- A financial windfall is a large amount of money that an individual or business comes into unexpectedly.
- Sources of windfall gains include inheritance, bonuses, investment returns, winnings and more.
- A financial windfall can be used in many ways, including spending and saving. Working with a financial professional can help you make the right financial planning decisions.
Windfalls are unexpected financial gains that many people experience at least once in their life. There are many different types of windfalls, such as a holiday bonus, an inheritance or a winning lottery ticket. As well as the source of the financial windfall, the amount of money in a windfall varies. The ways people use windfall gains vary, too.
If you receive a windfall, you’ll want to know the financial windfall meaning, examples of windfall gains and how to manage coming into an unexpected amount of money.
Financial windfall meaning
What is a windfall? Also referred to as a windfall profit or windfall money, this is an often unexpected, one-time financial gain.
Windfalls often happen to individuals, but companies, organizations or other entities may experience windfall gains from market changes, price spikes, shortages and other events. For instance, if demand surges for a business’s product or service, the company can experience unexpected windfall gains. Similarly, if an organization receives a large, unanticipated donation, it also would be considered a financial windfall.
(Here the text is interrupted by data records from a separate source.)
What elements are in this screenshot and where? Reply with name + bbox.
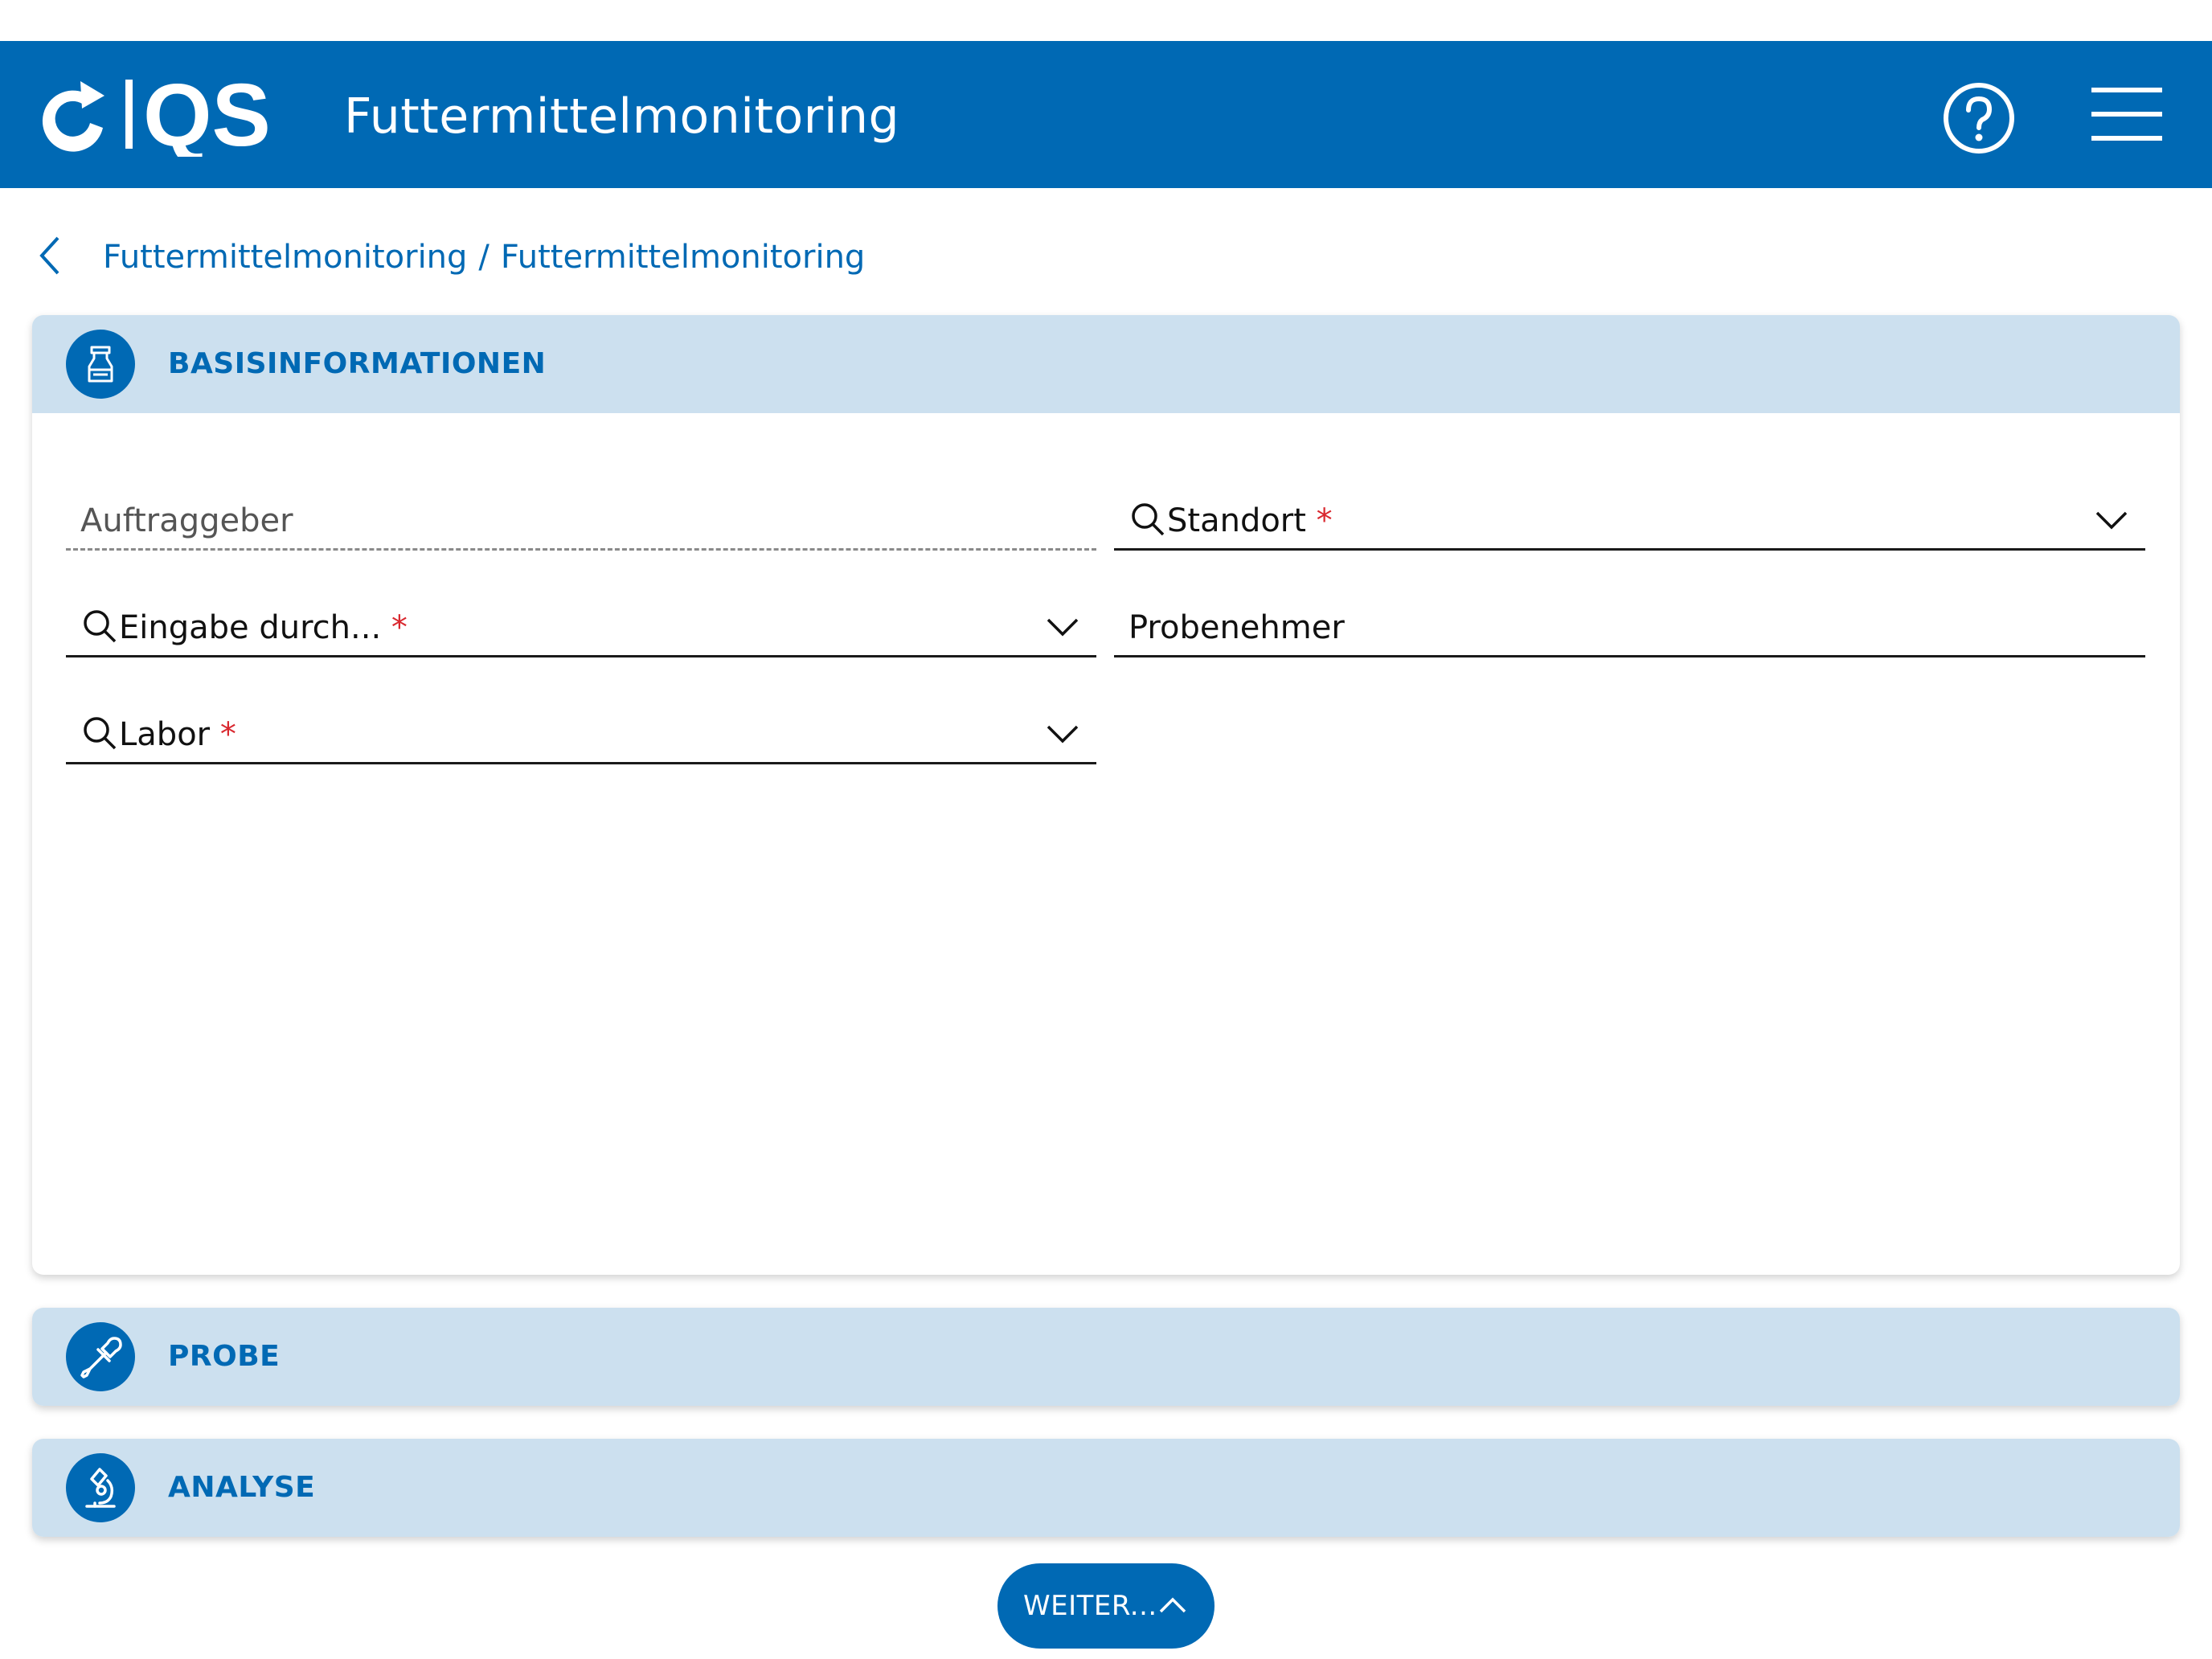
weiter-button[interactable]: WEITER... bbox=[997, 1563, 1215, 1649]
section-title: BASISINFORMATIONEN bbox=[168, 347, 547, 380]
feed-sample-icon bbox=[66, 330, 135, 399]
standort-label: Standort * bbox=[1167, 498, 1333, 543]
auftraggeber-field[interactable]: Auftraggeber bbox=[66, 484, 1096, 551]
eingabe-durch-select[interactable]: Eingabe durch... * bbox=[66, 591, 1096, 657]
standort-select[interactable]: Standort * bbox=[1114, 484, 2145, 551]
probenehmer-label: Probenehmer bbox=[1129, 609, 1345, 646]
help-icon[interactable] bbox=[1942, 81, 2016, 155]
section-probe: PROBE bbox=[32, 1308, 2180, 1406]
required-marker: * bbox=[219, 716, 236, 753]
section-header-basisinformationen[interactable]: BASISINFORMATIONEN bbox=[32, 315, 2180, 413]
chevron-up-icon bbox=[1159, 1597, 1186, 1613]
search-icon bbox=[84, 610, 117, 643]
chevron-left-icon[interactable] bbox=[35, 233, 64, 278]
auftraggeber-label: Auftraggeber bbox=[80, 502, 293, 539]
probenehmer-field[interactable]: Probenehmer bbox=[1114, 591, 2145, 657]
app-header: QS Futtermittelmonitoring bbox=[0, 41, 2212, 188]
chevron-down-icon bbox=[1047, 618, 1079, 637]
logo-text: QS bbox=[143, 72, 271, 157]
microscope-icon bbox=[66, 1453, 135, 1522]
standort-label-text: Standort bbox=[1167, 502, 1306, 539]
hamburger-menu-icon[interactable] bbox=[2090, 81, 2164, 147]
section-title: PROBE bbox=[168, 1340, 281, 1373]
eingabe-durch-label: Eingabe durch... * bbox=[119, 605, 408, 650]
section-basisinformationen: BASISINFORMATIONEN Auftraggeber Standort… bbox=[32, 315, 2180, 1275]
app-title: Futtermittelmonitoring bbox=[344, 88, 900, 145]
search-icon bbox=[1132, 503, 1165, 536]
required-marker: * bbox=[1316, 502, 1333, 539]
required-marker: * bbox=[391, 609, 408, 646]
section-analyse: ANALYSE bbox=[32, 1439, 2180, 1537]
chevron-down-icon bbox=[1047, 725, 1079, 743]
qs-logo: QS bbox=[42, 72, 271, 157]
chevron-down-icon bbox=[2095, 511, 2128, 530]
search-icon bbox=[84, 717, 117, 750]
breadcrumb-item-parent[interactable]: Futtermittelmonitoring bbox=[103, 239, 467, 276]
labor-select[interactable]: Labor * bbox=[66, 698, 1096, 764]
eingabe-durch-label-text: Eingabe durch... bbox=[119, 609, 382, 646]
section-title: ANALYSE bbox=[168, 1471, 316, 1504]
section-header-analyse[interactable]: ANALYSE bbox=[32, 1439, 2180, 1537]
breadcrumb: Futtermittelmonitoring / Futtermittelmonit… bbox=[103, 233, 865, 281]
pipette-icon bbox=[66, 1322, 135, 1391]
labor-label: Labor * bbox=[119, 712, 236, 757]
weiter-button-label: WEITER... bbox=[1023, 1590, 1157, 1622]
labor-label-text: Labor bbox=[119, 716, 211, 753]
section-header-probe[interactable]: PROBE bbox=[32, 1308, 2180, 1406]
breadcrumb-item-current[interactable]: Futtermittelmonitoring bbox=[501, 239, 865, 276]
breadcrumb-separator: / bbox=[478, 239, 490, 276]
How much money is considered a windfall?
No set amount of money constitutes a windfall, and the financial windfall meaning can vary among individuals and organizations. A windfall profit represents any unexpected large spike in income, meaning it could be $1,000 or even an amount in the millions.
As you may expect, as these amounts constitute such a large range, what people consider a windfall also varies.
Examples of financial windfalls
There are several different sources of unexpected gains, with some being more common than others. Examples include:
- A surprise $1,000 holiday bonus from work
- A $50,000 jackpot from a winning lottery ticket
- A $1 million inheritance to a beneficiary from the death of a family member
- A $300,000 gain from an unexpected spike in a stock you hold
- A $10,000 donation from a company or private individual
- A $25,000 profit from a surge in product demand
- A $500 prize from winning a competition
- An $8,000 profit from selling an antique
- Windfalls are more common than you may think and affect individuals of all backgrounds and at all income levels.
What to do with a windfall
Coming into a windfall gain is good news that comes with a responsibility to manage the money, too. Because a financial windfall is unexpected, you may not know what to do with the surprise income. Yet, it’s important to manage it well, so you can maximize the gain.
The best way to use a windfall is individualized to you and will vary based on your financial priorities, saving goals, investment opportunities, current financial situation and more. Additionally, those who experience windfalls of particularly large amounts of money may choose to manage them differently than those with smaller windfall profits. Some may want their financial gains to be managed professionally, for instance.
Although people use windfalls differently, you may be familiar with some of the common uses for unexpected financial gains.
Pay off high-interest debt
You can use a financial windfall to pay off debt, including credit cards. Chipping away at these balances can be financially beneficial for several reasons, such as potentially increasing your credit score and giving you increased opportunity to save going forward, especially if you prioritize paying off high-interest debt.
Open an interest-bearing account
A high-interest savings account, money market savings account or other interest-earning bank account can help you securely store your money and earn interest. Since you can withdraw from them as you’d like, you can use these accounts as large emergency funds or rainy day funds, which are important pots of money to have set aside for unexpected expenses.
Invest in your retirement
Even if retirement is not yet on the horizon, putting money into your retirement savings can help you prepare for a comfortable lifestyle once you’re done working. You can make contributions to retirement accounts, including IRAs, Roth IRAs and 401(k)s. Putting windfall gains into retirement accounts early can help grow your savings.
Explore other investment options
You may also want to consider other investment opportunities where you can invest funds for a potential return. These include mutual funds and equities, direct investments, real estate investment, fixed income, annuities, bonds and more. These investments all have different rates of return and risk.
Plan for future expenses
In other cases, you can use your windfall to help you manage large upcoming expenses such as taxes, a home purchase, a car purchase, a renovation and more. Saving parts of a windfall for these expenses can help you avoid debt in the future. Additionally, in some cases, being able to transact in cash can secure you preferable prices.
For education, in particular, you may want to consider a 529 Plan, which is a tax-advantaged savings account for education-related expenditures.
Because of the multiple options available for spending or saving a windfall, you will want to consider an individualized approach in determining how to use the funds, as well as decide whether you’d like to work with a financial planner accordingly.
Seek help managing a windfall
Managing an unexpected influx of a large amount of money can be stressful, but you are not always responsible for handling a windfall on your own. Financial experts can help you make the correct financial planning decisions by looking at your overall financial health, discussing your goals and providing potential options for windfall management.
Seeking help from a professional can make you feel confident in deciding how to maximize the potential of your unexpected earnings.